What can retailers do to shuffle the deck? Trevor Corson knows a few things about sushi and  has some ideas. Corson, the author of “The Story of Sushi: An Unlikely Saga of Raw Fish and Rice,” says fatigue may be setting in with sushi as we know it. With the food becoming ubiquitous across retail channels, what will keep consumers coming back for the same California Roll?

“The fact that sushi is trickling down to these c-store outlets means that it’s pretty well saturated already in the food culture,” Corson says. “It may be great now and people may be buying it now, but in terms of what can make it better, I would start thinking about what can I do to innovate the product so that it attracts more attention?”

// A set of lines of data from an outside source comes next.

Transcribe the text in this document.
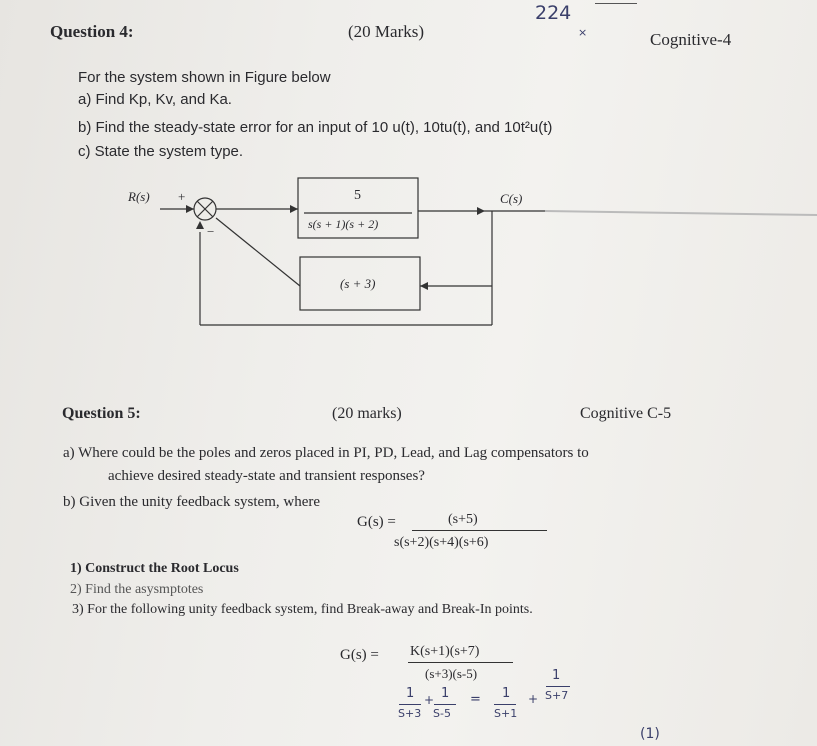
Question 4:	(20 Marks)	Cognitive-4
224
×
For the system shown in Figure below
a) Find Kp, Kv, and Ka.
b) Find the steady-state error for an input of 10 u(t), 10tu(t), and 10t²u(t)
c) State the system type.
R(s) +
−
5
s(s + 1)(s + 2)
C(s)
(s + 3)
Question 5:	(20 marks)	Cognitive C-5
a) Where could be the poles and zeros placed in PI, PD, Lead, and Lag compensators to
achieve desired steady-state and transient responses?
b) Given the unity feedback system, where
G(s) =	(s+5)
s(s+2)(s+4)(s+6)
1) Construct the Root Locus
2) Find the asysmptotes
3) For the following unity feedback system, find Break-away and Break-In points.
G(s) = K(s+1)(s+7)
(s+3)(s-5)
1
S+3
+ 1
S-5
= 1
S+1
+
1
S+7
(1)
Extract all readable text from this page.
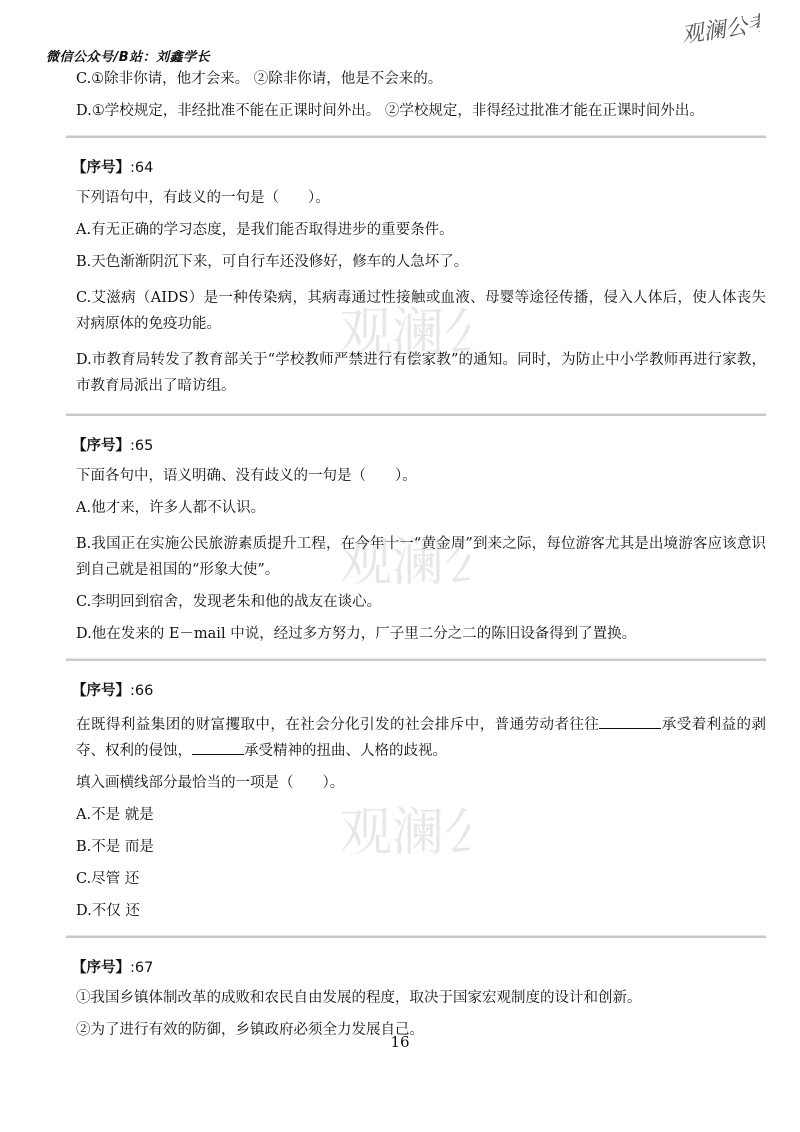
观澜
观澜
观澜
微信公众号/B站：刘鑫学长
观澜公考

C.①除非你请，他才会来。 ②除非你请，他是不会来的。

D.①学校规定，非经批准不能在正课时间外出。 ②学校规定，非得经过批准才能在正课时间外出。

【序号】:64

下列语句中，有歧义的一句是（　　）。

A.有无正确的学习态度，是我们能否取得进步的重要条件。

B.天色渐渐阴沉下来，可自行车还没修好，修车的人急坏了。

C.艾滋病（AIDS）是一种传染病，其病毒通过性接触或血液、母婴等途径传播，侵入人体后，使人体丧失对病原体的免疫功能。

D.市教育局转发了教育部关于“学校教师严禁进行有偿家教”的通知。同时，为防止中小学教师再进行家教，市教育局派出了暗访组。

【序号】:65

下面各句中，语义明确、没有歧义的一句是（　　）。

A.他才来，许多人都不认识。

B.我国正在实施公民旅游素质提升工程，在今年十一“黄金周”到来之际，每位游客尤其是出境游客应该意识到自己就是祖国的“形象大使”。

C.李明回到宿舍，发现老朱和他的战友在谈心。

D.他在发来的 E－mail 中说，经过多方努力，厂子里二分之二的陈旧设备得到了置换。

【序号】:66

在既得利益集团的财富攫取中，在社会分化引发的社会排斥中，普通劳动者往往	承受着利益的剥夺、权利的侵蚀，	承受精神的扭曲、人格的歧视。

填入画横线部分最恰当的一项是（　　）。

A.不是 就是

B.不是 而是

C.尽管 还

D.不仅 还

【序号】:67

①我国乡镇体制改革的成败和农民自由发展的程度，取决于国家宏观制度的设计和创新。

②为了进行有效的防御，乡镇政府必须全力发展自己。

16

The biggest change Corson says retailers can make is in the healthful aspects of sushi. While it has had a reputation as being a “healthier” food, consumers are beginning to think about that in a more complex way. White rice, for example, isn’t always thought of as a nutritionally beneficial food. And many Americanized sushi rolls are loaded with fattening sauces.

One way to counter that is to incorporate healthier grains and more fresh vegetables into the rolls. Corson says some sushi restaurants and  even retailers like Whole Foods are beginning to do this, using ingredients like  quinoa, purple rice, bright orange carrots and other healthy, eye-catching ingredients.

“I’ve started to see some outlets using quinoa mixed with brown rice,” he says. “And there are a lot of fresh vegetables out there that are really exciting and colorful; things that are new, look new, have new colors and are tapping into people’s interest in healthier vegetables and whole grains.  That’s kind of new territory, I think. There are a few people innovating with this at the restaurant level. I feel like as people’s health consciousness is becoming more sophisticated, there might be an opportunity to innovate with this level of sushi.”

Consumers also take food safety into consideration when purchasing sushi, perhaps even more than when they are buying other foodservice products. Corson says he thinks those fears are overblown. “My feeling is, the distribution network for the ingredients that go into sushi is that it’s pretty good,” he says. “Sushi has become so completely ubiquitous that there is a high-quality distribution network in terms of safety and statistical risk. It’s at the same level as a box of salad greens or a jar of peanut butter.”

But when it comes to fish, he says supermarkets and c-stores could stand to consider higher-value sources, or even focusing on rolls that don’t necessarily need it.

“My personal feeling is that the vast majority of raw fish that is being made into mid-level or supermarket level sushi is not actually worth eating,” he says. “It’s not that it’s bad or unhealthy; it just doesn’t taste like much. It just doesn’t have much taste. Most of the time you’re tasting the chili mayonnaise, the soy sauce and the wasabi. People are becoming aware that a lot of the fish in mid-level sushi, the quality may be OK, but salmon farming has issues, and there are concerns about contaminants in the fish. They will respond to more options.”